Now if there is an argument that is of the needed sort, elicits general assent among secular liberals, and does more than invoke their own preferences, I've yet to hear it. It is taken as almost self-evident that the sort of society in which secular Princeton philosophers are both possible and comfortable is the best kind. But as I've already argued, a CWV like that cannot explain why human life is intrinsically valuable or even why the values of science and personal autonomy trump all others. It cannot supply a sustainable rationale for itself.
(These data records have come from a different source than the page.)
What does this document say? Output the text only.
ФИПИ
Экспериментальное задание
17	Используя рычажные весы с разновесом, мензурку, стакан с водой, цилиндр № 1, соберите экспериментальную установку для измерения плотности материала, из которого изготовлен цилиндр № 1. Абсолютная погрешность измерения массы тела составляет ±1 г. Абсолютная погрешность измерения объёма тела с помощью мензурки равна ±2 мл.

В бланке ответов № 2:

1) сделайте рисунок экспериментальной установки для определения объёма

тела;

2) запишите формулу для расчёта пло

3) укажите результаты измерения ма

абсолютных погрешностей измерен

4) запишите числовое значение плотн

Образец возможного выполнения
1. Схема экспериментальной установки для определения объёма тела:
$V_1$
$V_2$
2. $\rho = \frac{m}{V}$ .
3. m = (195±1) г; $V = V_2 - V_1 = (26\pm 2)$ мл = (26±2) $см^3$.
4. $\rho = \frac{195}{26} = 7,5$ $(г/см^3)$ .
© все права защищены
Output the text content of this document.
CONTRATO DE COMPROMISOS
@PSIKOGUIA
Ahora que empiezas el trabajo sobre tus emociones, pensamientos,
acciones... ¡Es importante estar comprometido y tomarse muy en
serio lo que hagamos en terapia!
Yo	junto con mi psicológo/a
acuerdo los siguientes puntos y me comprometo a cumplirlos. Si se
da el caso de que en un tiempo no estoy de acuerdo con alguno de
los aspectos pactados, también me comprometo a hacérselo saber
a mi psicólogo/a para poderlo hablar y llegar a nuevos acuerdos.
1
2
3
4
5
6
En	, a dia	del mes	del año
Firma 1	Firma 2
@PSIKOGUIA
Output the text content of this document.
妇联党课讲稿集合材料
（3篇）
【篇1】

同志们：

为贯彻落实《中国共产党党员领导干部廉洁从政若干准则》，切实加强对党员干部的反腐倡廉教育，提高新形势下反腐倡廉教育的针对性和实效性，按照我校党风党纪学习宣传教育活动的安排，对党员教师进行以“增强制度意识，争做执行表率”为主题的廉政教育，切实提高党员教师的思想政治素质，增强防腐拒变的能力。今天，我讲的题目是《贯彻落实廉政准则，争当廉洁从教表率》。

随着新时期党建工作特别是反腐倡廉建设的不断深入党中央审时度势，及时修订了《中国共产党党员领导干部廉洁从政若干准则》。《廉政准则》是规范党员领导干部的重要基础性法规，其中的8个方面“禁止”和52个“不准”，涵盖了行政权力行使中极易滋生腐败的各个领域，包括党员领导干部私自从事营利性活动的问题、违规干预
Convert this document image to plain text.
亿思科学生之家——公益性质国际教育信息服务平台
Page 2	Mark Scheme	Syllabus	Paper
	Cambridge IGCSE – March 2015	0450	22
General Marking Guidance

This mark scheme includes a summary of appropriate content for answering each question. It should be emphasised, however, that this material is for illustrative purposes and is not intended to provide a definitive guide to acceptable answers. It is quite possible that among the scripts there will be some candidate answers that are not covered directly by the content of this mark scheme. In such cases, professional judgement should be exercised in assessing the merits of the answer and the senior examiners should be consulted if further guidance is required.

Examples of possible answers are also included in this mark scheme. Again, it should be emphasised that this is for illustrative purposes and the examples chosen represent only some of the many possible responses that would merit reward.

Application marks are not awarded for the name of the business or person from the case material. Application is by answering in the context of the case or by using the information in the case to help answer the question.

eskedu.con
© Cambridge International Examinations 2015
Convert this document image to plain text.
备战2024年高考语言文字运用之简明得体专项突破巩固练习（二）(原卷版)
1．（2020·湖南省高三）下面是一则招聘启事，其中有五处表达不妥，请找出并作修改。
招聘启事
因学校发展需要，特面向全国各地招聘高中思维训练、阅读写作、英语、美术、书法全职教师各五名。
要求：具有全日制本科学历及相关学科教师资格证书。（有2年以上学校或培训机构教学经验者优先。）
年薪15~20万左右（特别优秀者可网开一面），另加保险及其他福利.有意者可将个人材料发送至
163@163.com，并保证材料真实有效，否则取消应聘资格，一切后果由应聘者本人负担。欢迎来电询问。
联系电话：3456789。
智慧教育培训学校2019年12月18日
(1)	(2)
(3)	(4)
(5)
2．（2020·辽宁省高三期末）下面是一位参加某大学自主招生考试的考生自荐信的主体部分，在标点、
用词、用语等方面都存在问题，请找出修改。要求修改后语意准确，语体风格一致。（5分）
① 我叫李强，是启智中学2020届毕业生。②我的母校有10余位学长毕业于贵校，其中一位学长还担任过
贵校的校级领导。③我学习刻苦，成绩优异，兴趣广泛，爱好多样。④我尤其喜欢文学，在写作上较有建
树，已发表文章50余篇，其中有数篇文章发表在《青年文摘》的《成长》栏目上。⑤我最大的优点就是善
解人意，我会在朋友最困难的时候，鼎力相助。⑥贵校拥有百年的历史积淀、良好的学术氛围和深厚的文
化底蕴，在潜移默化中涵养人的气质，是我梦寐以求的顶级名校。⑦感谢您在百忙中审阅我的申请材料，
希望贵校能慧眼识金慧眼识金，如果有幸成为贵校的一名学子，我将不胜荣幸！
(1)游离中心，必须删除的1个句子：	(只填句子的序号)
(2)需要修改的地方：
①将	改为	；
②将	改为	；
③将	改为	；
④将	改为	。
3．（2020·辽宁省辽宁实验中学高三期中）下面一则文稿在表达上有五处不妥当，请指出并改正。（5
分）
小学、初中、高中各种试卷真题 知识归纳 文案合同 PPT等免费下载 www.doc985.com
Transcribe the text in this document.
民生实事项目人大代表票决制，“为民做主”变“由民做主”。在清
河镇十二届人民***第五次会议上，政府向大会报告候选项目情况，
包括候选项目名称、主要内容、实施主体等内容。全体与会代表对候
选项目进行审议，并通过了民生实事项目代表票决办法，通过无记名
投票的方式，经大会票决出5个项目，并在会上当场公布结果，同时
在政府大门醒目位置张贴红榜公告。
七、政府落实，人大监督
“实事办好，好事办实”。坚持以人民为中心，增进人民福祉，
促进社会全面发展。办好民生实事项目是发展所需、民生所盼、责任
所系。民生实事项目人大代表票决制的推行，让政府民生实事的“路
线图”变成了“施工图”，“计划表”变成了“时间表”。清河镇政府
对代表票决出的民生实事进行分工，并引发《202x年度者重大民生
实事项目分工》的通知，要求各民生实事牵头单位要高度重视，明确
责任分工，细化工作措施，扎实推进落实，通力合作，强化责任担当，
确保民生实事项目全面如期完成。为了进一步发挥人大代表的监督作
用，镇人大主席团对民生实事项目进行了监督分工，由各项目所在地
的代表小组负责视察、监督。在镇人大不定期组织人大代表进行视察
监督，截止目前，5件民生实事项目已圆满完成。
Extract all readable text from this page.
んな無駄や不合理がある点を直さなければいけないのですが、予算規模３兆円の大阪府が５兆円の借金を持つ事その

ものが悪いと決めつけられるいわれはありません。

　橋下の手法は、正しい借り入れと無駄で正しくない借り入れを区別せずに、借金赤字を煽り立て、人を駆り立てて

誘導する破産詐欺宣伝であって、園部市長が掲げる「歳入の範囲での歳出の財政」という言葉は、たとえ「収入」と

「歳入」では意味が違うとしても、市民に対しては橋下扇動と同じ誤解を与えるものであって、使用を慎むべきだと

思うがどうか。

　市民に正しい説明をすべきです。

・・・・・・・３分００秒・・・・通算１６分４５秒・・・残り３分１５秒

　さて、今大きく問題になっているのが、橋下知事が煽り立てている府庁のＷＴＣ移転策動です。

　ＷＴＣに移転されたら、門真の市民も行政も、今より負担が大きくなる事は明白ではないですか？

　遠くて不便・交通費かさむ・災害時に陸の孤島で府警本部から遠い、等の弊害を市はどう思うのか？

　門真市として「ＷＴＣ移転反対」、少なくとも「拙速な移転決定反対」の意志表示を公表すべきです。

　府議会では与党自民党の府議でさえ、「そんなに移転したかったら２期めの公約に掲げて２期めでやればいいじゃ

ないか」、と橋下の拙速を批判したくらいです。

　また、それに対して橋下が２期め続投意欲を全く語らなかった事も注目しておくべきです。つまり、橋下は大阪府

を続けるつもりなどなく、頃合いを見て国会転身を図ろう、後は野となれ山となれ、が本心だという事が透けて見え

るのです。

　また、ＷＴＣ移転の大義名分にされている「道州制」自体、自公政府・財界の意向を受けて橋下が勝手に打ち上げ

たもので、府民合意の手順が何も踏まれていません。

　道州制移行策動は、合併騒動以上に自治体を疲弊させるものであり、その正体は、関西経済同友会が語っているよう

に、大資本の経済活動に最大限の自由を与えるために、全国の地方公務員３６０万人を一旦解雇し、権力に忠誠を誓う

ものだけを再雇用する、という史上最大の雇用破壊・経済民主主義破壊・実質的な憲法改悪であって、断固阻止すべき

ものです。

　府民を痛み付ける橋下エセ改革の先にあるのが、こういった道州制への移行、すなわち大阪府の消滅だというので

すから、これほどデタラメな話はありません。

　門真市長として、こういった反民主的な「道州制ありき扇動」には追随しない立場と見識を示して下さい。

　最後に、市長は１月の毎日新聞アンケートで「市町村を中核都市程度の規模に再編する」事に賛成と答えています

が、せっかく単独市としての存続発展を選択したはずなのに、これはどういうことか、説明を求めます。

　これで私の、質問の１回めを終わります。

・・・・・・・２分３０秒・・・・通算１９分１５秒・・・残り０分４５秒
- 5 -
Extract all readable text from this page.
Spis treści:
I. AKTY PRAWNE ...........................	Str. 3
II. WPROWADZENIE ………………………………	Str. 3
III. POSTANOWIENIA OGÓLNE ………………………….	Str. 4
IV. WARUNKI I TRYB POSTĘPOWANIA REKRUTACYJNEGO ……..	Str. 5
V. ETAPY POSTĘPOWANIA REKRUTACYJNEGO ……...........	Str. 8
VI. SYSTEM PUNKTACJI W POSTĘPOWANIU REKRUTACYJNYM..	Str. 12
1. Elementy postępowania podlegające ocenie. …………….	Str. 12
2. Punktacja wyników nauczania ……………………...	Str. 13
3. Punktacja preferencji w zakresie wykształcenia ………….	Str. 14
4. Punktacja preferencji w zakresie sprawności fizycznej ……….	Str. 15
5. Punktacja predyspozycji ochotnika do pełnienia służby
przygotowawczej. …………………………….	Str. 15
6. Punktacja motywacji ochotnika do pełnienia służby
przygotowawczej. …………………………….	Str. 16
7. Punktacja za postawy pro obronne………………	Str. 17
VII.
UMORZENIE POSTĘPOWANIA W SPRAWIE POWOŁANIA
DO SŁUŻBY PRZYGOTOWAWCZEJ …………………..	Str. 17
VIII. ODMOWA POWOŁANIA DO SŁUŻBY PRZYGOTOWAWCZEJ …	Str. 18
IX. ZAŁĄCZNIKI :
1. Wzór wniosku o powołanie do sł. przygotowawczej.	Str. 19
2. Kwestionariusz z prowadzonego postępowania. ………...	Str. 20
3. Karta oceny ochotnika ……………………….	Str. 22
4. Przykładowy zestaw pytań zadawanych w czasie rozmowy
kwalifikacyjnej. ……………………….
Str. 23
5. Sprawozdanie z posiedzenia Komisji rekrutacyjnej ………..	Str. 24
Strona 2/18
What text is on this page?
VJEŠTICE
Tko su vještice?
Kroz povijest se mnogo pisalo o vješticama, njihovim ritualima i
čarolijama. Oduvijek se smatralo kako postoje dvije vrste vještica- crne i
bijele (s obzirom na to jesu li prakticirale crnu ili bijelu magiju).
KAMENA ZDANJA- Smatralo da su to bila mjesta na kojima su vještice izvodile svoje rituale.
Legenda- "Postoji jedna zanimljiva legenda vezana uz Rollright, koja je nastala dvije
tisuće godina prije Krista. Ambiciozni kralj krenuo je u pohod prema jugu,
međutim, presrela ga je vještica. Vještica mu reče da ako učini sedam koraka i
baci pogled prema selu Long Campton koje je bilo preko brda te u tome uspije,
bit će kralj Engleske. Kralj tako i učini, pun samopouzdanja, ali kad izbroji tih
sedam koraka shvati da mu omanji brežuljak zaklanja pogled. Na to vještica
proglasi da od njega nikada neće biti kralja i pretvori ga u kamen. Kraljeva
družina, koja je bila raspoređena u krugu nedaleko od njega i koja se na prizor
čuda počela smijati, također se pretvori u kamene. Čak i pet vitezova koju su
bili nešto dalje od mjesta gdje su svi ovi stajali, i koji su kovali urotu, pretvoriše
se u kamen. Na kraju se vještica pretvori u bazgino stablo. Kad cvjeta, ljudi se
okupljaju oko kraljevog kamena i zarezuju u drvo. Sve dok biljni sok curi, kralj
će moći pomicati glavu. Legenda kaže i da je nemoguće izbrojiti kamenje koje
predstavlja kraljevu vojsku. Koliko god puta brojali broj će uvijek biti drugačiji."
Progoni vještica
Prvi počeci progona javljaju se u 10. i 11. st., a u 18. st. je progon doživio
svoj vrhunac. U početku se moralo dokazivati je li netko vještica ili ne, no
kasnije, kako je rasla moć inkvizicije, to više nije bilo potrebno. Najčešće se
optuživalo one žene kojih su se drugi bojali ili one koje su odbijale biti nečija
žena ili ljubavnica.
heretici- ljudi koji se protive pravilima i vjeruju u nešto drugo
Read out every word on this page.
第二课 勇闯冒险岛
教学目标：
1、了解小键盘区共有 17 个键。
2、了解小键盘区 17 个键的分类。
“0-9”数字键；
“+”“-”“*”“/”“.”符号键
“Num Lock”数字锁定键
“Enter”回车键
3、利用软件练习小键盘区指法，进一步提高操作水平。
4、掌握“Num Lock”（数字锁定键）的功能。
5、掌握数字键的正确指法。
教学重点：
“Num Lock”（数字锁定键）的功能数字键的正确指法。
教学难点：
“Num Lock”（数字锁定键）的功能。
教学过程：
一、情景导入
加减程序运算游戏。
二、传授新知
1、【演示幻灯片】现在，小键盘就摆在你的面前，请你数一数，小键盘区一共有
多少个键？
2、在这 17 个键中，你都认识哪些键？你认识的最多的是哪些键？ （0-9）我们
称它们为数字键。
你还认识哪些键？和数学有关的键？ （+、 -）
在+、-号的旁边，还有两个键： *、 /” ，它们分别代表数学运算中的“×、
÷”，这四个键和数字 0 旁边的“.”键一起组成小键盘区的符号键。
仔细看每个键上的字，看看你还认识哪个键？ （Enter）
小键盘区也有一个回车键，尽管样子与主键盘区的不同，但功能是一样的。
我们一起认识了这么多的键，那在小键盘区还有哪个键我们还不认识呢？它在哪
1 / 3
All it can do is justify a certain sort of "might" to itself, in its own terms, without reference to any transcendent source of reason and love.
For that reason, Lewis was essentially correct. In a society driven by "choice," the people who gain enough power over human nature will have nothing to prevent them from becoming as much the slaves of their own non-rational appetites as the rest of us. "Man's final conquest will be the abolition of man." Or: choice will have devoured itself. Unless, of course, the laws of "Nature's God" are acknowledged and respected as much as "the laws of Nature" themselves.